Leider lassen sich bestimmte stereotype Muster anscheinend niemals vollständig aus den Köpfen der Menschen herausdrängen. Darüber hinaus setzen bestimmte politische wie religiöse Gruppen den Antisemitismus gezielt als Einstieg für ihre extremistischen Ziele ein. Aber auch in der so oft beschworenen “Mitte der Gesellschaft” sind antisemitische wie antizionistische Einstellungen verbreitet. Wir müssen daher schauen, möglichst viele, vor allem junge, Menschen zu erreichen und diese frühzeitig für eine breite Toleranzkultur zu gewinnen, die jedem Extremismus die berühmte “Rote Karte” zeigt.

Es werden ja auch gerne Begriffe vermischt, deshalb einfach mal an Dich die Frage: Was ist das eigentlich – möglichst klar und unkompliziert formuliert, dieser Antisemitismus?

Du gestattest, dass ich dafür kurz auf die Definition von Wikipedia verweise? Diese ist kurz und klar formuliert: Judenfeindlichkeit (auch Judenhass, Judenfeindschaft, gegebenenfalls Judenverfolgung) bezeichnet eine pauschale Ablehnung der Juden und des Judentums. Dieses Phänomen erscheint seit etwa 2.500 Jahren und hat besonders die Geschichte Europas über weite Strecken begleitet.
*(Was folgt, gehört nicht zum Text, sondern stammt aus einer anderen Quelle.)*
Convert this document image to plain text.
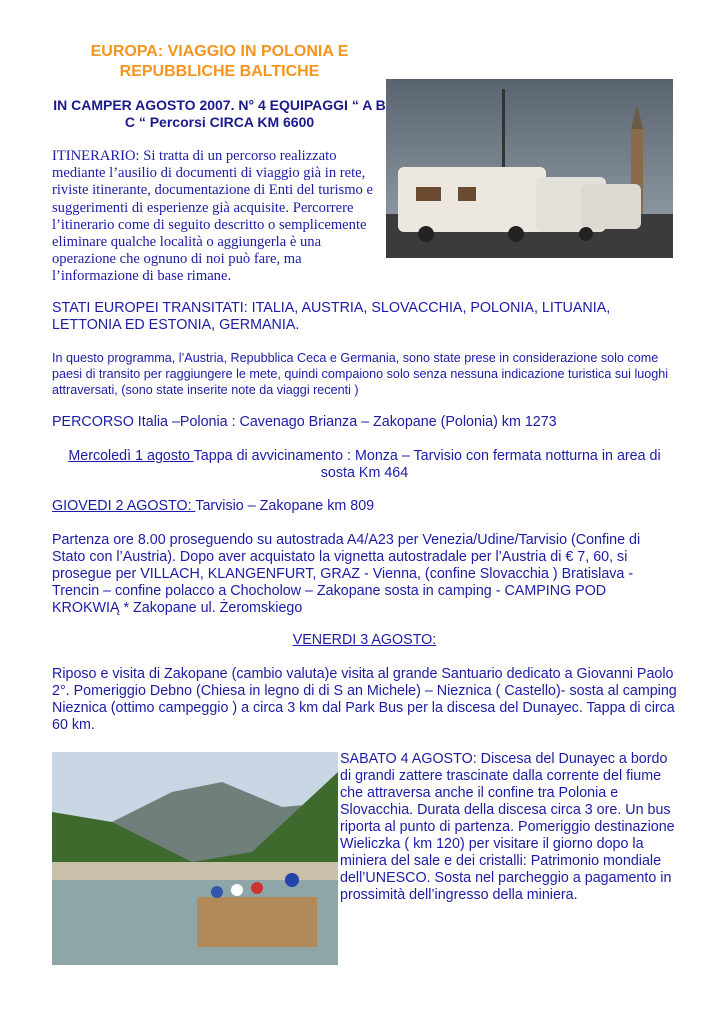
EUROPA: VIAGGIO IN POLONIA E REPUBBLICHE BALTICHE
IN CAMPER AGOSTO 2007. N° 4 EQUIPAGGI “ A B C “ Percorsi CIRCA KM 6600
ITINERARIO: Si tratta di un percorso realizzato mediante l’ausilio di documenti di viaggio già in rete, riviste itinerante, documentazione di Enti del turismo e suggerimenti di esperienze già acquisite. Percorrere l’itinerario come di seguito descritto o semplicemente eliminare qualche località o aggiungerla è una operazione che ognuno di noi può fare, ma l’informazione di base rimane.
STATI EUROPEI TRANSITATI: ITALIA, AUSTRIA, SLOVACCHIA, POLONIA, LITUANIA, LETTONIA ED ESTONIA, GERMANIA.
In questo programma, l’Austria, Repubblica Ceca e Germania, sono state prese in considerazione solo come paesi di transito per raggiungere le mete, quindi compaiono solo senza nessuna indicazione turistica sui luoghi attraversati, (sono state inserite note da viaggi recenti )
PERCORSO Italia –Polonia : Cavenago Brianza – Zakopane (Polonia) km 1273
Mercoledì 1 agosto Tappa di avvicinamento : Monza – Tarvisio con fermata notturna in area di sosta Km 464
GIOVEDI 2 AGOSTO: Tarvisio – Zakopane km 809
Partenza ore 8.00 proseguendo su autostrada A4/A23 per Venezia/Udine/Tarvisio (Confine di Stato con l’Austria). Dopo aver acquistato la vignetta autostradale per l’Austria di € 7, 60, si prosegue per VILLACH, KLANGENFURT, GRAZ - Vienna, (confine Slovacchia ) Bratislava - Trencin – confine polacco a Chocholow – Zakopane sosta in camping - CAMPING POD KROKWIĄ * Zakopane ul. Żeromskiego
VENERDI 3 AGOSTO:
Riposo e visita di Zakopane (cambio valuta)e visita al grande Santuario dedicato a Giovanni Paolo 2°. Pomeriggio Debno (Chiesa in legno di di S an Michele) – Nieznica ( Castello)- sosta al camping Nieznica (ottimo campeggio ) a circa 3 km dal Park Bus per la discesa del Dunayec. Tappa di circa 60 km.
SABATO 4 AGOSTO: Discesa del Dunayec a bordo di grandi zattere trascinate dalla corrente del fiume che attraversa anche il confine tra Polonia e Slovacchia. Durata della discesa circa 3 ore. Un bus riporta al punto di partenza. Pomeriggio destinazione Wieliczka ( km 120) per visitare il giorno dopo la miniera del sale e dei cristalli: Patrimonio mondiale dell’UNESCO. Sosta nel parcheggio a pagamento in prossimità dell’ingresso della miniera.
Es reicht von Verleumdung, Diskriminierung und Unterdrückung über lokale und regionale Ausgrenzung, Verfolgung und Vertreibung bis zum Genozid an etwa sechs Millionen europäischen Juden (Holocaust) in der Zeit des Nationalsozialismus.

Bei der Langen Nacht gibt es auch ein “Kosher-Like”-Buffet. Weil es doch nicht alle Menschen wissen: was ist das denn? Also dieses kosher – und was ist ein “Kosher-Like”-Bufett?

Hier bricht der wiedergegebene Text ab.